お姫様は専属総長に溺愛されてみたい。

その行動が信じられなくて、私はただ瞬きをくり返す。
私のノートの表紙に、くっきりと上履きの黒い跡がついていた。

悔しい思いを飲み込んで、私は二つのノートを拾い上げる。
目の前がくらんで、上手く歩けない。

困ってるのに、誰ひとり助けてくれない。
・・・当然だ。
うん、これが当然。

そんなのわかってる。でも、辛い。

そのとき、後ろに気配を感じた。
教室の後ろにあるロッカーに、榊くんがもたれかかっている。

(どうして・・・・助けてくれないの?)

わかってはいても、どうしても助けを求めてしまう。
胸がギュッと痛む。

助けてくれないのが悲しい。辛い。
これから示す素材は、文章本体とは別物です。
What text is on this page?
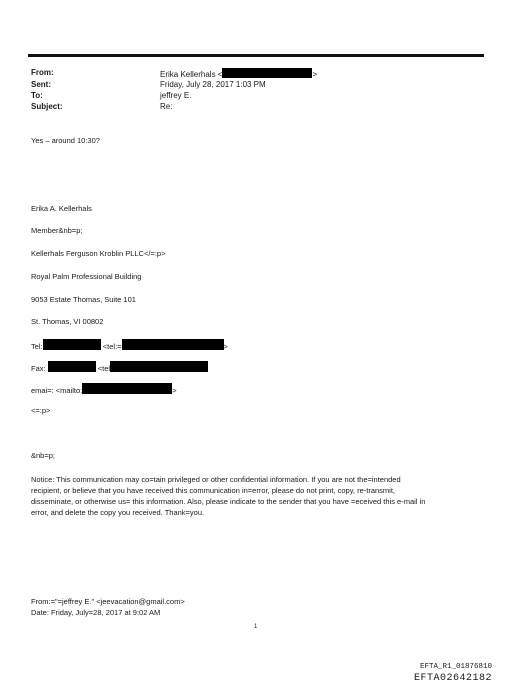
From:	Erika Kellerhals <	>
Sent:	Friday, July 28, 2017 1:03 PM
To:	jeffrey E.
Subject:	Re:
Yes – around 10:30?
Erika A. Kellerhals
Member&nb=p;
Kellerhals Ferguson Kroblin PLLC</=:p>
Royal Palm Professional Building
9053 Estate Thomas, Suite 101
St. Thomas, VI 00802
Tel:	<tel:=	>
Fax:	<tel
emai=: <mailto:	>
<=:p>
&nb=p;
Notice: This communication may co=tain privileged or other confidential information. If you are not the=intended
recipient, or believe that you have received this communication in=error, please do not print, copy, re-transmit,
disseminate, or otherwise us= this information. Also, please indicate to the sender that you have =eceived this e-mail in
error, and delete the copy you received. Thank=you.
From:="=jeffrey E." <jeevacation@gmail.com>
Date: Friday, July=28, 2017 at 9:02 AM
1
EFTA_R1_01876810
EFTA02642182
逃げ出したい。
・・・・でも、それ以上に予想以上に弱い自分がイヤだった。

それから、私はことあるごとに小さな嫌がらせを受けた。
ノートを踏んづけられ、無視をされ、「お嬢様なら金持ってんだろ」と、お金を要求してくる始末。
そのたびに総長は私を見ていたけれど、助けてはくれなかった。
しばらく見つめた後、ふいっと顔を背けてしまう。

そしてとどめは、「紫苑の理事長の孫なんだよ、こいつ」

と、大声で暴露されてしまった。その時の人々の奇異の滲んだ目線が忘れられない。
まるで、『ここはお前が来ていい場所じゃねぇ』と言いたげな表情で冷たい目を向けられた。